Auernheimer, aka "weev," a member of GNAA and Goatse Sec, faces a maximum sentence of five years in prison and a fine of up to $250,000 for stealing hundreds of thousands of iPad user credentials from AT&T and passing the information on to Gawker.
Tumblr users affected in the attack have had their feeds replaced with an offensive image urging users to commit suicide, according to the Verve, one of the accounts hacked.
Graham Cluley at Sophos noted that it appears the worm took advantage of Tumblr's reblogging feature, meaning that anyone who was logged into Tumblr would automatically reblog the infectious post if they visited one of the offending pages. Each affected post had some malicious code embedded inside them.

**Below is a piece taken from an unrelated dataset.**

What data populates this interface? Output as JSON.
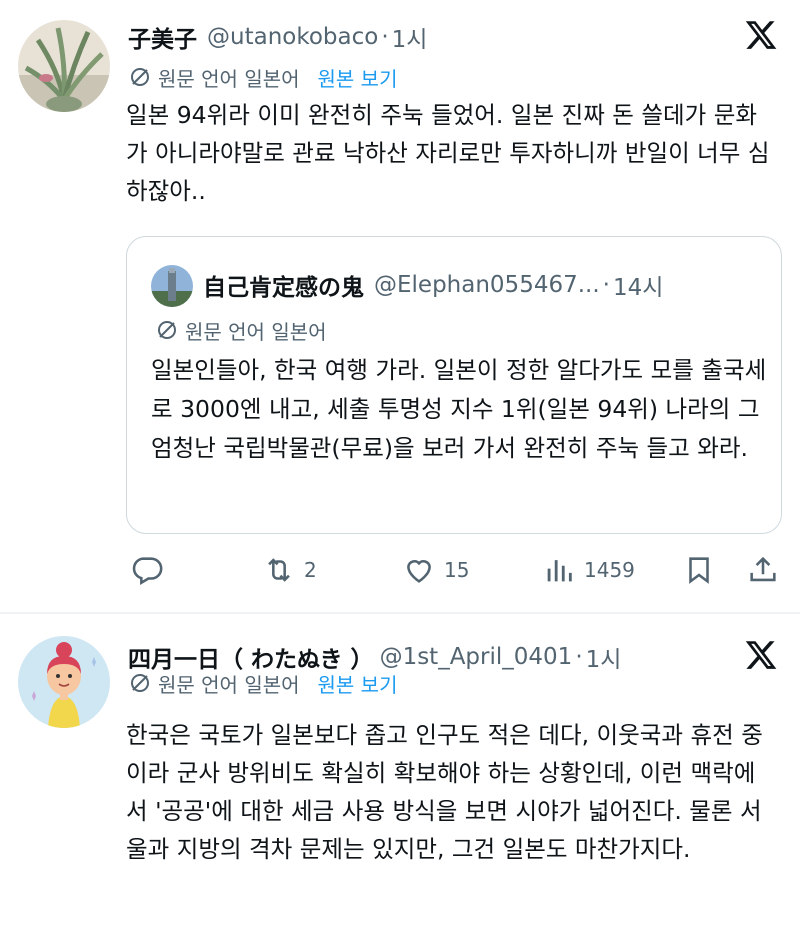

Tumblr has vowed a thorough investigation, meanwhile issuing a warning for users: “There is a viral post circulating on Tumblr which begins "Dearest 'Tumblr' users". If you have viewed this post, please log out of all browsers that may be using Tumblr immediately. Our engineers are working to resolve the issue as swiftly as possible. Thank you.”
It may have its work cut out for it. "It shouldn't have been possible for someone to post such malicious JavaScript into a Tumblr post – our assumption is that the attackers managed to skirt around Tumblr's defences by disguising their code through Base 64 encoding and embedding it in a data URI," said Cluley.